Respiratory Examination Flashcards
What are the stages of a respiratory examination?
Intro
Inspection
Palpation
Percussion
Auscultation
Completion
What is involved in the intro of a resp exam?
Wash your hands
• Introduction, identification and consent
• General inspection of the bed area e.g. inhalers, nebuliser, oxygen mask, sputum pot
• General observation of the patient (colour, breathing, comfort, position, purse-lipped breathing in COPD, nutritional state (obesity may suggest obstructive sleep apnoea, Pickwickianism))
What is involved in the inspection stage of a resp exam?
Inspect the hands for clubbing, tar staining and wasting of the intrinsic muscles (T1 nerve invasion by an apical lung cancer)
• Look for tremor (flapping asterixis in respiratory failure, fine with beta-agonists e.g. salbutamol)
• Assess pulse rate, rhythm and character (e.g. bounding in CO2 retention) whilst simultaneously assessing respiratory rate, rhythm, pattern and effort.

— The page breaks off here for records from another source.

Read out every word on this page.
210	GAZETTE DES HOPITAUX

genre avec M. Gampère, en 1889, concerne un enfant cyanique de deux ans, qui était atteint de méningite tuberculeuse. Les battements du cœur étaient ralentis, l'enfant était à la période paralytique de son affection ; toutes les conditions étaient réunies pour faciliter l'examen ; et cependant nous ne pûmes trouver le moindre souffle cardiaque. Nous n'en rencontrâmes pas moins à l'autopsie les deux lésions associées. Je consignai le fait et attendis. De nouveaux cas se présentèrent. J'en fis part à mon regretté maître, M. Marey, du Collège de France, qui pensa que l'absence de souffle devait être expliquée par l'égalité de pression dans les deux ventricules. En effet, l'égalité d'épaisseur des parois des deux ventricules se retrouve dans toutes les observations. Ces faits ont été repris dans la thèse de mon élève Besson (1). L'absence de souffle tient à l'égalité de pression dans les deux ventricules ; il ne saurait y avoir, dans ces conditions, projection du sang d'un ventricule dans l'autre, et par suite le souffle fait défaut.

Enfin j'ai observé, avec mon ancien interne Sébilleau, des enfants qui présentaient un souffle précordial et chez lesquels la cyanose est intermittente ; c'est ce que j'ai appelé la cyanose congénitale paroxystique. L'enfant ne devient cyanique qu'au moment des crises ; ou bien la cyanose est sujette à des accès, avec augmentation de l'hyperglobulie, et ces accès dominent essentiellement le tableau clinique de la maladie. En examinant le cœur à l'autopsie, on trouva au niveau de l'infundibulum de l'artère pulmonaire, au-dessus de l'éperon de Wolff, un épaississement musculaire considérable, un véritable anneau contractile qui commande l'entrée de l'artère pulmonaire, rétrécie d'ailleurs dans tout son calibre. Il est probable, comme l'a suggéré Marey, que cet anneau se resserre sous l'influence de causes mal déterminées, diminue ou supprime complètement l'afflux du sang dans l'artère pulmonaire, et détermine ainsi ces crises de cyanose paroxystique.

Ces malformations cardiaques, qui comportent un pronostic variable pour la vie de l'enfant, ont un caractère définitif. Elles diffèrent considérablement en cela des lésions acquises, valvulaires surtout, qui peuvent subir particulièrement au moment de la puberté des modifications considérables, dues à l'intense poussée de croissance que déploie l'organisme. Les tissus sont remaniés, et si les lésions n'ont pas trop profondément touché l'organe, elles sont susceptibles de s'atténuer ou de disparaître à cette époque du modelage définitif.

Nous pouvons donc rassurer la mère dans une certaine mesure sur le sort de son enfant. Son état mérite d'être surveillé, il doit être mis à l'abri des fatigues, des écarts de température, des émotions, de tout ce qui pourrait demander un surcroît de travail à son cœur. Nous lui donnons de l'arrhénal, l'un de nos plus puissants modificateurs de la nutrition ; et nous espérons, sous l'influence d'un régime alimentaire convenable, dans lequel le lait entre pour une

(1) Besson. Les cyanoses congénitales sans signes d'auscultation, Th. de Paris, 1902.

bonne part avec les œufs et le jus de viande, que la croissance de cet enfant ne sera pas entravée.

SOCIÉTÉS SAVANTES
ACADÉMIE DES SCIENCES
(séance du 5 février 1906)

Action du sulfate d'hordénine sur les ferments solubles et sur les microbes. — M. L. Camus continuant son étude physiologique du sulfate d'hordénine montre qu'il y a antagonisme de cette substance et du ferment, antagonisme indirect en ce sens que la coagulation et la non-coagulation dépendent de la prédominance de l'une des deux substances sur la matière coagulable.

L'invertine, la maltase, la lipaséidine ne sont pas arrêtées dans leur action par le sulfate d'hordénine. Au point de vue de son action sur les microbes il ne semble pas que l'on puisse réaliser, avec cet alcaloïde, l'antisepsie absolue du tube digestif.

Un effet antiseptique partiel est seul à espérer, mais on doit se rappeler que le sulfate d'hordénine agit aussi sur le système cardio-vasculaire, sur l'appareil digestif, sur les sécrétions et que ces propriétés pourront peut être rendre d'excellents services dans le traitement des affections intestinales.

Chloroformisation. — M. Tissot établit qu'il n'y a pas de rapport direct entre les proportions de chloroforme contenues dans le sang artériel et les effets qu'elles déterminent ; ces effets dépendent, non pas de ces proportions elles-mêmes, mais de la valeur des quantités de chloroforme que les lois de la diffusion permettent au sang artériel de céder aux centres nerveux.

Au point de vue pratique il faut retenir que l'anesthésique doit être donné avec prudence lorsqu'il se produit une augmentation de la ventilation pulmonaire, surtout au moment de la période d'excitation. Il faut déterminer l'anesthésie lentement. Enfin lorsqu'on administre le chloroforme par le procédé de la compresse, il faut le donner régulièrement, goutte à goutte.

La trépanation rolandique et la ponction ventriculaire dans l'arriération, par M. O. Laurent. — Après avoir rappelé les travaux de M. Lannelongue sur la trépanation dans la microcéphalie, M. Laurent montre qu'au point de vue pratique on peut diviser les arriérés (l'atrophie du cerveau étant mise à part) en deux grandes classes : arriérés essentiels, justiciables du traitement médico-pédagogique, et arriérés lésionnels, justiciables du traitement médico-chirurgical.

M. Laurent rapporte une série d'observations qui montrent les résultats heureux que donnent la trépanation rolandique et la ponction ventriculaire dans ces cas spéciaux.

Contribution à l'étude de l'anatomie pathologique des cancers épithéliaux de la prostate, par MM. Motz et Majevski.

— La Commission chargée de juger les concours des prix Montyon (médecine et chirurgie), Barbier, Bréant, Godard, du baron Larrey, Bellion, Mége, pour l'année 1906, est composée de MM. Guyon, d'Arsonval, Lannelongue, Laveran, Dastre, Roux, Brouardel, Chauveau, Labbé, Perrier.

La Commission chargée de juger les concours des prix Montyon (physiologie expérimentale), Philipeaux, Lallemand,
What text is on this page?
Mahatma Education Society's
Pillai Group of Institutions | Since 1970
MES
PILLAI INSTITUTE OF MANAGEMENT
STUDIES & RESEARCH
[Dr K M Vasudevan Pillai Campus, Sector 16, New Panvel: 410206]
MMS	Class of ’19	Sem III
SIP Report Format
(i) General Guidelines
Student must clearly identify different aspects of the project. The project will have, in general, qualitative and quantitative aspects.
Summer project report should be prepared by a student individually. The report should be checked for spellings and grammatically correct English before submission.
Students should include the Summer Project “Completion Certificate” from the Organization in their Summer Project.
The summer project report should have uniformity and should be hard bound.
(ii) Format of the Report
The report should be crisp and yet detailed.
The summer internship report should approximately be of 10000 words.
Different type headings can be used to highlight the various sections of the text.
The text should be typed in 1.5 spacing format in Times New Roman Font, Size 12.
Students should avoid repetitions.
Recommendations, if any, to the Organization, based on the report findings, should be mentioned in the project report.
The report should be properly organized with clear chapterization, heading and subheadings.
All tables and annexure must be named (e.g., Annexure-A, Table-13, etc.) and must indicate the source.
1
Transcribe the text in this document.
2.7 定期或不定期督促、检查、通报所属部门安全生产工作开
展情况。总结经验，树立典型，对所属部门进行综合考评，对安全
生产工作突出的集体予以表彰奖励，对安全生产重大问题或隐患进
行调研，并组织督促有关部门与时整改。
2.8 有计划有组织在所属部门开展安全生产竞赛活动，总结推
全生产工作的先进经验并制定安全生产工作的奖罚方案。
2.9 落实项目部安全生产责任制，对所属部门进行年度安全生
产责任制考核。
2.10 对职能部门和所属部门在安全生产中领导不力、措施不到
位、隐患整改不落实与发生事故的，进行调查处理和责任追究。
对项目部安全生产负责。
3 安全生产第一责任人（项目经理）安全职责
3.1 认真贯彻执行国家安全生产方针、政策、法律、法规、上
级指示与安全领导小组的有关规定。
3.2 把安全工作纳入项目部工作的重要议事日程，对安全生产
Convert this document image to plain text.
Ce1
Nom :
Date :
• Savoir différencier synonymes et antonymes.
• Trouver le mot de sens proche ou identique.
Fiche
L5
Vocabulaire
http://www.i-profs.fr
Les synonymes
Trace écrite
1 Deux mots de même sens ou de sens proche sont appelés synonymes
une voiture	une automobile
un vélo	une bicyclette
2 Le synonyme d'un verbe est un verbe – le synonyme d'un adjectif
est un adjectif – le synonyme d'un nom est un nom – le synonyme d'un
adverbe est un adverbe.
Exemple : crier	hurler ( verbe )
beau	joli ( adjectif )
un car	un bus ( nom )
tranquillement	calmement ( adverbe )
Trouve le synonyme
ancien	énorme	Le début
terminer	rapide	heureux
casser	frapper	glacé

• Note the presence of pulsus paradoxus (an exaggeration of the normal decrease in blood pressure during inspiration). The ‘paradox’ is that you can detect beats on auscultation of the heart during inspiration that cannot be palpated at the radial artery due to a fall in blood pressure. Pulsus paradoxus is seen in severe obstructive airways disease and cardiac tamponade.
• Check the blood pressure.
• Check for raised JVP, suggesting cor pulmonale. A raised non-pulsatile JVP may be seen in superior vena cava (SVC) obstruction due to a lung cancer, in which case there will be oedema of the face and neck.
• Look for respiratory disease in the eyes:
o Horner’s syndrome
o Chemosis (conjunctival oedema may be seen with hypercapnia 2° to COPD)
• Look for respiratory disease in the face and mouth:
o Facial swelling is seen in SVC obstruction
o Dental caries (may cause lung abscess by inhalation of debris)
o Central cyanosis
• Expose the chest and inspect for:
o Shape
▪ Barrel chest (hyper inflated in emphysema)
▪ Severe kyphoscoliosis
▪ Severe pectus excavatum (funnel chest)
▪ Pectus carinatum (pigeon chest) +/- Harrison’s sulci
o Symmetry
o Scars
o Muscle wasting
o Chest versus abdominal (diaphragmatic) breathing
o Use of accessory muscles
o Recession (more common in children, but can be seen in adults with partial laryngeal/tracheal obstruction)
What is involved in the palpation stage of the resp exam?
Check trachea and apex beat for deviation. Deviation occurs toward the side of the pathology with pulmonary fibrosis or collapse, but away from the pathology with a tension pneumothorax or massive effusion.
• Assess chest expansion (normal = 3-5cm; abnormal
What is involved in the percussion stage of the resp exam?
Starting at the apices, percuss from side to side anteriorly. Consider the surface marking of the lungs and their fissures whilst percussing. Ensure that you have percussed every lobe (including the right middle lobe).
What is involved in the auscultation stage of the resp exam?
• Starting at the apices, auscultate from side to side anteriorly and laterally with open mouthed breathing (clavicle to 6th rib, mid-clavicular line; Axilla to 8th rib, mid-axillary line). Again, recall the surface markings of the lungs and their lobes whilst auscultating. Note the presence of:
o Vesicular (normal) breath sounds
o Bronchial breathing
o Rhonchi (wheezes)
o Crackles / crepitations
o Pleural rub
o Assess for any change in these sounds after coughing (crepitations due to secretions will alter after coughing whereas those in fibrotic conditions won’t)
• Assess vocal resonance (say “ninety-nine” whilst auscultating with the stethoscope). (This technique allows discrimination between dullness to percussion from pleural effusion and that from consolidation. Voice sounds, which are created in the larynx, are transmitted more effectively across an area of consolidation. Transmission is reduced across a pleural effusion or pneumothorax.)
• If you suspect an area of consolidation, perform whispering pectoriloquy (whisper “twotwo-two”). (Whispers are transmitted more loudly across an area of consolidation.)
How do we complete the resp exam?
Repeat inspection, palpation, percussion, and auscultation (spine of scapula to 11th rib) on the back with the patient sitting forward
Palpate the cervical lymph nodes.
• Palpate the ankles for oedema.
• Check sputum pot (volume, consistency, colour, odour, any haemoptysis)
• Assess peak flow (state that you would do this in the OSCE)
• Thank the patient and request them to redress.